To the right of Bhindranwale, an artist's rendition of "Sri Akal Takht after Military Attack, 6 June 1984" -- at the climax of Operation Bluestar, when the Indian Army entered the heart of Sikhdom to defeat armed men holed up here. The painting shows the Akal Takht badly damaged and burned. In fading English below, these lines:

"Under the calculated move of Prime Minister of India Indira Gandhi, Military troops stormed Golden Temple with tanks. Thousands of Sikhs were massacred. Sri Akal Takht suffered the worst damages. Sikhs rose up in a united protest. Many returned their honours. Sikh soldiers left their barracks."

There's one more sentence: "The Sikhs, however, soon had their vengeance."

The unease, again. It grows as my eyes move further right, to settle on three portraits, all the same size as Bhagat Singh's. These list only names and dates:

"Shahid S Beant Singh Ji, 1949 to 31 Oct 1984."
"Shahid S Satwant Singh Ji, 1967 to 6 Jan 1989."
"Shahid S Kehar Singh Ji, 1940 to 6 Jan 1989
."

You know those names and dates.

Note, "Shahid" again, all three times, exactly as it is used for Bhagat Singh.

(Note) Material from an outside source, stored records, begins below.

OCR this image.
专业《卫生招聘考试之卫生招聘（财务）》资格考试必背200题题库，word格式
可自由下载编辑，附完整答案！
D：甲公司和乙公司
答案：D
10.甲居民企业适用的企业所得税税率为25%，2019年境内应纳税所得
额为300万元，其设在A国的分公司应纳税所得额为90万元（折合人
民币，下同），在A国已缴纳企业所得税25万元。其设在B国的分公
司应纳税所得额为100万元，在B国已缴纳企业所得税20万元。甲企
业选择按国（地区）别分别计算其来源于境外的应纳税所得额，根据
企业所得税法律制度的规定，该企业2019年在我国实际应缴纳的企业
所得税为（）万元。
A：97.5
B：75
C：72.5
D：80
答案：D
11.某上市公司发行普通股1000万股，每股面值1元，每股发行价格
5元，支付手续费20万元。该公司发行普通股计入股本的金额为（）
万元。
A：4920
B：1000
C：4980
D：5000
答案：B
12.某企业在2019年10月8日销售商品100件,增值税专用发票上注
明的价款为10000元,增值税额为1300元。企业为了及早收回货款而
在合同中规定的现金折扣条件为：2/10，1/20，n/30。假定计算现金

She has plenty to answer for, Indira Gandhi. My feeling is that a vast number of this country's myriad intractable problems can be laid at her door. It's why I have minimal regard for her.

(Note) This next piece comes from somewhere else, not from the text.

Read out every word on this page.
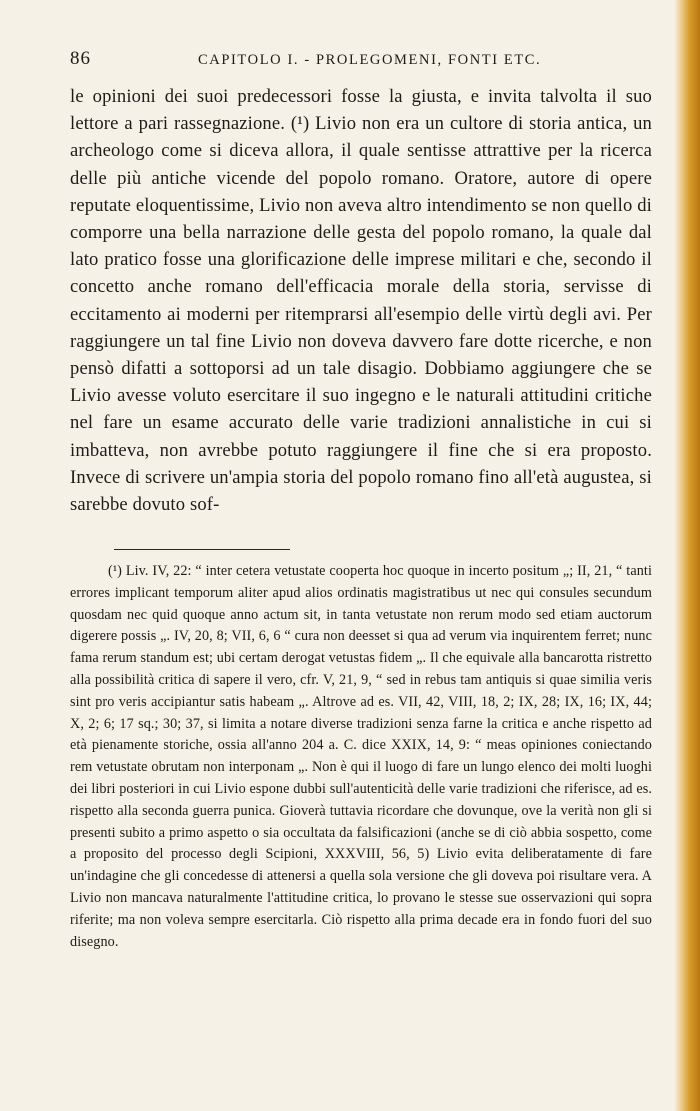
86	CAPITOLO I. - PROLEGOMENI, FONTI ETC.

le opinioni dei suoi predecessori fosse la giusta, e invita talvolta il suo lettore a pari rassegnazione. (¹) Livio non era un cultore di storia antica, un archeologo come si diceva allora, il quale sentisse attrattive per la ricerca delle più antiche vicende del popolo romano. Oratore, autore di opere reputate eloquentissime, Livio non aveva altro intendimento se non quello di comporre una bella narrazione delle gesta del popolo romano, la quale dal lato pratico fosse una glorificazione delle imprese militari e che, secondo il concetto anche romano dell'efficacia morale della storia, servisse di eccitamento ai moderni per ritemprarsi all'esempio delle virtù degli avi. Per raggiungere un tal fine Livio non doveva davvero fare dotte ricerche, e non pensò difatti a sottoporsi ad un tale disagio. Dobbiamo aggiungere che se Livio avesse voluto esercitare il suo ingegno e le naturali attitudini critiche nel fare un esame accurato delle varie tradizioni annalistiche in cui si imbatteva, non avrebbe potuto raggiungere il fine che si era proposto. Invece di scrivere un'ampia storia del popolo romano fino all'età augustea, si sarebbe dovuto sof-

(¹) Liv. IV, 22: “ inter cetera vetustate cooperta hoc quoque in incerto positum „; II, 21, “ tanti errores implicant temporum aliter apud alios ordinatis magistratibus ut nec qui consules secundum quosdam nec quid quoque anno actum sit, in tanta vetustate non rerum modo sed etiam auctorum digerere possis „. IV, 20, 8; VII, 6, 6 “ cura non deesset si qua ad verum via inquirentem ferret; nunc fama rerum standum est; ubi certam derogat vetustas fidem „. Il che equivale alla bancarotta ristretto alla possibilità critica di sapere il vero, cfr. V, 21, 9, “ sed in rebus tam antiquis si quae similia veris sint pro veris accipiantur satis habeam „. Altrove ad es. VII, 42, VIII, 18, 2; IX, 28; IX, 16; IX, 44; X, 2; 6; 17 sq.; 30; 37, si limita a notare diverse tradizioni senza farne la critica e anche rispetto ad età pienamente storiche, ossia all'anno 204 a. C. dice XXIX, 14, 9: “ meas opiniones coniectando rem vetustate obrutam non interponam „. Non è qui il luogo di fare un lungo elenco dei molti luoghi dei libri posteriori in cui Livio espone dubbi sull'autenticità delle varie tradizioni che riferisce, ad es. rispetto alla seconda guerra punica. Gioverà tuttavia ricordare che dovunque, ove la verità non gli si presenti subito a primo aspetto o sia occultata da falsificazioni (anche se di ciò abbia sospetto, come a proposito del processo degli Scipioni, XXXVIII, 56, 5) Livio evita deliberatamente di fare un'indagine che gli concedesse di attenersi a quella sola versione che gli doveva poi risultare vera. A Livio non mancava naturalmente l'attitudine critica, lo provano le stesse sue osservazioni qui sopra riferite; ma non voleva sempre esercitarla. Ciò rispetto alla prima decade era in fondo fuori del suo disegno.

Yet even so: she was, when shot dead by Satwant Singh and Beant Singh, India's Prime Minister. To see her killers accorded the same esteem as Bhagat Singh, to see them called "Shahid" like him, is to ask some serious questions about nationhood. About terrorism. About freedom and those who fight for it. About what those words really mean. About India itself.

Then the memory of the days after Indira died. To me, the slaughter of 3000 Indians because they were Sikh remains the greatest act of terrorism in our 62 years. That we have not punished the murderers is, a quarter century later, a national shame.

But this Museum underlines what so many of us find hard to swallow: one man's terrorist is another's … what? Martyr, freedom fighter, hero? On this wall is a revered martyr of our freedom struggle. On this wall too are three other men, also called martyrs. Yet how many would agree with that characterization; how many would instead find it repugnant?

And doesn't that reflect our essential dilemma about terrorism? We agree that the killers of 200 innocent Indians in Mumbai in November of 2008 were terrorists. How many of us agree that the killers of 3000 innocent Indians in Delhi in November of 1984 were terrorists?

Yet what else were they?

The Golden Temple is a favourite spot, yes, despite the unease. Yet perhaps we could all use some unease.